SELECT dir_country_name,
mean(n_posts) FILTER (WHERE n_posts IS NOT NULL) n_posts_mean,
mean(number_comments) FILTER (WHERE number_comments IS NOT NULL) number_comments_mean
FROM (SELECT po.number_comments, pr.n_posts, loc.dir_country_name
FROM (SELECT profile_id, location_id, number_comments
FROM posts
WHERE profile_id IS NOT NULL
AND location_id IS NOT NULL
AND number_comments IS NOT NULL
) po
LEFT JOIN (SELECT profile_id, max(n_posts) n_posts
FROM (SELECT profile_id, n_posts
FROM profiles
WHERE n_posts IS NOT NULL)
GROUP BY profile_id) pr
ON po.profile_id = pr.profile_id
LEFT JOIN (SELECT id, dir_country_name
FROM locations
WHERE id IS NOT NULL
AND dir_country_name IS NOT NULL) loc
ON po.location_id = loc.id)
GROUP BY dir_country_name
ORDER BY dir_country_name
""");
1.818248 seconds (616.46 k allocations: 24.675 MiB, 14.41% compilation time)

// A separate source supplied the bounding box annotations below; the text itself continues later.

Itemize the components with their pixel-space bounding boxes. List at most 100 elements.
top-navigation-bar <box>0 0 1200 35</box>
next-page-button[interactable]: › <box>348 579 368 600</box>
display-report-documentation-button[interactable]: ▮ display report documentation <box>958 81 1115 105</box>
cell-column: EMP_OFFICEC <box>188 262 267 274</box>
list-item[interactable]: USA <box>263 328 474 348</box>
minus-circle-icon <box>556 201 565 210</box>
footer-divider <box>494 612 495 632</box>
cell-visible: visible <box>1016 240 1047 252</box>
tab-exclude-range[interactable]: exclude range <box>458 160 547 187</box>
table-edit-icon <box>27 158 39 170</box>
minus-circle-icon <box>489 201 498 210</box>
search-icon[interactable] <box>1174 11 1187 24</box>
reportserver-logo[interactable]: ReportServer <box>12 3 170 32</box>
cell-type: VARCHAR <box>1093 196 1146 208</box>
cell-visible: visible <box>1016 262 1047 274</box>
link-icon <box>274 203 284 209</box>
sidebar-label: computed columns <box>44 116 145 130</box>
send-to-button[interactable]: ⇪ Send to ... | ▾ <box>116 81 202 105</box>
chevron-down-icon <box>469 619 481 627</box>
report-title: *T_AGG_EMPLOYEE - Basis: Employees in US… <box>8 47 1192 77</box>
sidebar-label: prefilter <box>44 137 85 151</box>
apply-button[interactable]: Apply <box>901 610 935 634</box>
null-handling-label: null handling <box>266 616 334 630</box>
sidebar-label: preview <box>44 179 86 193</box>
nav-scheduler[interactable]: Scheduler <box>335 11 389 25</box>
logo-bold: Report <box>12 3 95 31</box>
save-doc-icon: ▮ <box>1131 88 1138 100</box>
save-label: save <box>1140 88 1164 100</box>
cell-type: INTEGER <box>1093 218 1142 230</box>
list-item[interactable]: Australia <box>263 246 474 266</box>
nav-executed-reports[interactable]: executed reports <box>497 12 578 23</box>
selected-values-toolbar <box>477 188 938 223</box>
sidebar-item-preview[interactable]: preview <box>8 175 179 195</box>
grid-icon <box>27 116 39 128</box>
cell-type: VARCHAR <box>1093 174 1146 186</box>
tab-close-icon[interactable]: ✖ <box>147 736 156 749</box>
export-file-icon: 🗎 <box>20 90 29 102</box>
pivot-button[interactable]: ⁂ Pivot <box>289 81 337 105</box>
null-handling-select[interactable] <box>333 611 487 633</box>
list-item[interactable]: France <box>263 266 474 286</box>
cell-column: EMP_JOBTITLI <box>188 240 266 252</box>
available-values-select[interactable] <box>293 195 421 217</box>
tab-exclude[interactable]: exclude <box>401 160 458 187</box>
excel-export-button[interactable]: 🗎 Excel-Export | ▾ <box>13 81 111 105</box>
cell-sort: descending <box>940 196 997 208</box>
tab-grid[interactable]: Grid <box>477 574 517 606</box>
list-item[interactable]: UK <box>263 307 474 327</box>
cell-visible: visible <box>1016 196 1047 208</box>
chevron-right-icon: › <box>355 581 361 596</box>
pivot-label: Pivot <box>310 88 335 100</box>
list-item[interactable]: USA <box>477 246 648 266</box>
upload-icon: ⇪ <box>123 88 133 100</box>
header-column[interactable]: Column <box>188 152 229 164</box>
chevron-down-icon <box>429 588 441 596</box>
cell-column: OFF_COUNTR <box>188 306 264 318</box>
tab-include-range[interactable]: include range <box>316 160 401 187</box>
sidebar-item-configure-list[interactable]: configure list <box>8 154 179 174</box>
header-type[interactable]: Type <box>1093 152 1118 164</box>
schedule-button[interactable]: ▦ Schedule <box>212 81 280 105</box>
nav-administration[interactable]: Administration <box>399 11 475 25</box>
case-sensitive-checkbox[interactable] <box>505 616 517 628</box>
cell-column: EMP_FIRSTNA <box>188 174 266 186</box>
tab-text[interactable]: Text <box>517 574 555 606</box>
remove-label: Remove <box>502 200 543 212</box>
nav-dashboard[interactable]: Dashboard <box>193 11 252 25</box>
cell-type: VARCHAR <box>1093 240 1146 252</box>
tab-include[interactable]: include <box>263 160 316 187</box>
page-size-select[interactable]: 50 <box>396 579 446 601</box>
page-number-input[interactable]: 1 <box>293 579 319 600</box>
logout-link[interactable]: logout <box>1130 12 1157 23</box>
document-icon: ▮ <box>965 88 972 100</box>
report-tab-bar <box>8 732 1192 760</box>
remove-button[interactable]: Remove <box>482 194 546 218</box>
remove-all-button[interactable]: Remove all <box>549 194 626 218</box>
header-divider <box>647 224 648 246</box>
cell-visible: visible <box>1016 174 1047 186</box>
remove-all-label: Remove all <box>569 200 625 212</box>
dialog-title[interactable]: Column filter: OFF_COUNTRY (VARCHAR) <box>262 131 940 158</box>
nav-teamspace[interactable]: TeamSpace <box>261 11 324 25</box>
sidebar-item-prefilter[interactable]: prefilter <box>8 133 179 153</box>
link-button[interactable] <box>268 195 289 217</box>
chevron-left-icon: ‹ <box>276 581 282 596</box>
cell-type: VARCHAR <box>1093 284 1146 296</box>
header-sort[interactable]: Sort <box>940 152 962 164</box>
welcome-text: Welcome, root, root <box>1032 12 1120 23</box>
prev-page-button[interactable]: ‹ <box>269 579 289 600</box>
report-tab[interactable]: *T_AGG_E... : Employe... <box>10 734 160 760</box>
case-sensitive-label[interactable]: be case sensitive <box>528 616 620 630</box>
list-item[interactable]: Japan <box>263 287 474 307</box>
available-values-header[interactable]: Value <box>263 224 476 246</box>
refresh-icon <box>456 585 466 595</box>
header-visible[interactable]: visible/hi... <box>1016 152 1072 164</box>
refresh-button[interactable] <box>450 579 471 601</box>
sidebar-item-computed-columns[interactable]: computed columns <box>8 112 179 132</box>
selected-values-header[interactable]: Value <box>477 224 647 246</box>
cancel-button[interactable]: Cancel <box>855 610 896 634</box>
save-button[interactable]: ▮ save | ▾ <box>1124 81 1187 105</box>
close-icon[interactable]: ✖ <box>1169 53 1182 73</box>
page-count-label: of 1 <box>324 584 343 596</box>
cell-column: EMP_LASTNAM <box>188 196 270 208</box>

As you can see this time DuckDB is faster than Julia. Also we see that the
majority of original time was spent in reading the data from disk and that
the analysis part in both ecosystems is reasonably fast.
I have investigated into this further and the major conclusions for the
performance difference are:
- DuckDB performs the query in one shot, while in DataFrames.jl the API is
eager, materializing all intermediate tables; when I split the big SQL query
into steps materializing intermediate tables the performance difference was
significantly smaller. - joins are faster in DuckDB (this is a known issue in DataFrames.jl that we
still need to add multi-threading support to some of the algorithms we
provide); - split-apply-combine is faster in DataFrames.jl.
Conclusions
For me the key takeaways from this test were:
- DuckDB excellently integrates with Julia and DataFrames.jl. As you saw
you can register data frames as tables in DuckDB and get query results as
data frames. - DuckDB is fast. You can appreciate these differences especially if
you perform large joins (this will improve in DataFrames.jl in the future)
and when you execute complex queries (this will not likely improve in
DataFrames.jl in the near future – the current design of the package is eager
and does not support composed query optimization). - I found DataFrmes.jl code easier to read, but probably I am biased here.
Data scientists proficient with SQL probably will find DuckDB code more
natural.
Happy hacking with Julia and DuckDB!